France-Algérie : « Les Etats fouillent les tombes, les peuples s’y projettent … »

Dans les bouleversements qu’a connus la société algérienne colonisée puis décolonisée, on insiste toujours sur les conséquences de la colonisation rarement sur la phase de décolonisation.

Avec la colonisation, l’Algérie s’est trouvée défigurée urbanisée au nord sans industrie créatrice d’emplois, concentrée sur la bande côtière sans agriculture vivrière, centralisée dans la décision, dédaignant la population autochtone, et tournée vers la métropole par l’exportation des hydrocarbures et ouverte à l’importation de produits de subsistance.

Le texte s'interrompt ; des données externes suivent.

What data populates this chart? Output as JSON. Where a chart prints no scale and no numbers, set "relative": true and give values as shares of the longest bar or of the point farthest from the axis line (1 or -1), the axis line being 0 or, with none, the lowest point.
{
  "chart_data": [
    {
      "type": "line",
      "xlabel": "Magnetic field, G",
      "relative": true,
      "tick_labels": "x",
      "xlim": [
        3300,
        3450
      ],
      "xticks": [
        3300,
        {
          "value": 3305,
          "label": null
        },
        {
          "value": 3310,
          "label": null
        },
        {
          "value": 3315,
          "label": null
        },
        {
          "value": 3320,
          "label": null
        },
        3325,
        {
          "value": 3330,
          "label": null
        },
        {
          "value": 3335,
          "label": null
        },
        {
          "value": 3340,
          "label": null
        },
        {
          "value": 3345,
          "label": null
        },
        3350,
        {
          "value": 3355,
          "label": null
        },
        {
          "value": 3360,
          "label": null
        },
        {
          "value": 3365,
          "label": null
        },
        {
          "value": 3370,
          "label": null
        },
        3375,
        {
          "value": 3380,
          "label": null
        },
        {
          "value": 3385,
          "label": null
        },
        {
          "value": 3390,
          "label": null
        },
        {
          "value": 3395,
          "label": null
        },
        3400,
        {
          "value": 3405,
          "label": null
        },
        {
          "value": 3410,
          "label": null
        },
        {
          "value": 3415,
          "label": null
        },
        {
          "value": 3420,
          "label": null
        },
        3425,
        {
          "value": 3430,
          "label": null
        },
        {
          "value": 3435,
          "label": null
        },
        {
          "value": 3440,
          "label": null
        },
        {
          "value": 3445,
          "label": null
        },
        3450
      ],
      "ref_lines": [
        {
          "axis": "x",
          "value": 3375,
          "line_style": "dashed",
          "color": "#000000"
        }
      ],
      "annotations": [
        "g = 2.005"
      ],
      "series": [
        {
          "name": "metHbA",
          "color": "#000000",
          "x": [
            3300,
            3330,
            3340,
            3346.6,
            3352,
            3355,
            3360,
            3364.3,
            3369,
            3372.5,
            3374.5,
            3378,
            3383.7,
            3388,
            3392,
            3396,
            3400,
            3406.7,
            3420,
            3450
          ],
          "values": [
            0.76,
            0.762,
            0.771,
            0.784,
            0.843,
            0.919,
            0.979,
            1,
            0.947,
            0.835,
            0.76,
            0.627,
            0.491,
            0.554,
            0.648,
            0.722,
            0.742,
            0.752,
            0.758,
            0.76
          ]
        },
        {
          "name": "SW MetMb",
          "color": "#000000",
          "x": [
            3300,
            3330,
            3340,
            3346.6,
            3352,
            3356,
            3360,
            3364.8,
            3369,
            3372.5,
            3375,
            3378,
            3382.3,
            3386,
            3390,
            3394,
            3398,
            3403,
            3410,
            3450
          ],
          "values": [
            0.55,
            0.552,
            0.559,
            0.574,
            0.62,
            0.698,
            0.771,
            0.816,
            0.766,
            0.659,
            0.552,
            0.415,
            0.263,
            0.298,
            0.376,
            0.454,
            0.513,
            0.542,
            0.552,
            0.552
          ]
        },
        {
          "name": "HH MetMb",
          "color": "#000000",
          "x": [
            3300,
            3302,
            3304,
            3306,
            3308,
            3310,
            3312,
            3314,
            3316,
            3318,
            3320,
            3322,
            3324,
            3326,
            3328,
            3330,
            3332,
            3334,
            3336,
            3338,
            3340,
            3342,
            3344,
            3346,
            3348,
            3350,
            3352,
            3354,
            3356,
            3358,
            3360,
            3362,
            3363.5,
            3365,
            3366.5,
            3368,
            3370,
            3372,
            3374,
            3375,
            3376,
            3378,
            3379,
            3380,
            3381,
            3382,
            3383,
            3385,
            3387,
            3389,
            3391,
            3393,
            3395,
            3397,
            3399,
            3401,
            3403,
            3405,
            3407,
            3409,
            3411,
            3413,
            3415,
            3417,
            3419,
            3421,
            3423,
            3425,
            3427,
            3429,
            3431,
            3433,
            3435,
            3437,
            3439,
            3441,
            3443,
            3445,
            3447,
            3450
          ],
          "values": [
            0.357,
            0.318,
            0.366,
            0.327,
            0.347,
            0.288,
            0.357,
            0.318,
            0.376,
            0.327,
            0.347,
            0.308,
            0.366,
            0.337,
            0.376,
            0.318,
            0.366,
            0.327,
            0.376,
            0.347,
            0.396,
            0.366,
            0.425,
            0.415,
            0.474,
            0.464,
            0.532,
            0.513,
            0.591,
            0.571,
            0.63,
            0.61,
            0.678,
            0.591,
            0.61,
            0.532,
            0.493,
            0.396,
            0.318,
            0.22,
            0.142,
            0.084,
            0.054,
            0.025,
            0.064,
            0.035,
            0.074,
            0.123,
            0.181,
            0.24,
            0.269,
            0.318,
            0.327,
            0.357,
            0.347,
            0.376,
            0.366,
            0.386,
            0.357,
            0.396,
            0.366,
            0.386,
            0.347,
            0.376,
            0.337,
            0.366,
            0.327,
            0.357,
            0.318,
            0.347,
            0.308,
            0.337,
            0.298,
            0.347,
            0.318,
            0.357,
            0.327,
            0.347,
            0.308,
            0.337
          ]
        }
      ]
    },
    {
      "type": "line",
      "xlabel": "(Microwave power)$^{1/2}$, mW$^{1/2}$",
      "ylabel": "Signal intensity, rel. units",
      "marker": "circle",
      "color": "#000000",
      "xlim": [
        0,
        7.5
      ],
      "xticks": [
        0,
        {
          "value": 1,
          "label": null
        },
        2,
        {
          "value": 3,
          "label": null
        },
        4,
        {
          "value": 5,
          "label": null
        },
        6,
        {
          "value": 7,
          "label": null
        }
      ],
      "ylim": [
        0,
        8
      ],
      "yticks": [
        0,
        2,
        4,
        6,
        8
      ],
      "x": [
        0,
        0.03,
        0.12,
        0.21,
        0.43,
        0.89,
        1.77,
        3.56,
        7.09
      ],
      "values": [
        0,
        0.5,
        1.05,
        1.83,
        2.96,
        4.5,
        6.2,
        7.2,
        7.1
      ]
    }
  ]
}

Ce schéma d’aménagement du territoire initié par de Gaulle dans sa politique de pacification sera poursuivi et amplifié par l’Algérie indépendante dans sa politique d’industrialisation et d’urbanisation à marche forcée. La concentration des populations dans des villes construites sur une fracture sismique dont les conséquences sont dramatiques laissant en abandon les hauts-plateaux plus appropriés à la construction de villes nouvelles y compris la capitale.

La reprise du plan de Constantine en est la preuve évidente. Industrialiser la bande côtière cultivable relativement bien arrosée et se rapprocher de la métropole pour remplir son couffin. Le regroupement des populations dans les villes permettant de mieux les contrôler en est un autre exemple. Le transfert du pouvoir perpétuait indirectement le système de dépendance économique et culturelle vis-à-vis de la métropole. Il s’agissait pour la France d’imposer à l’Algérie indépendante un ordre politique et juridique qui garantisse la prééminence de ses intérêts stratégiques. On peut dire qu’elle a réussi admirablement son pari.

En imposant des institutions dont la logique de fonctionnement était radicalement opposée à celle de la société algérienne, et en refoulant l’islam dans le domaine privé pour en faire une valeur refuge des déshérités, le colonisateur préparait en fait la société postcoloniale à l’échec de la modernisation. Une modernisation menée par l’Etat post colonial sans mobilisation de la nation dans la création de richesses et sans sa participation dans la prise de décision.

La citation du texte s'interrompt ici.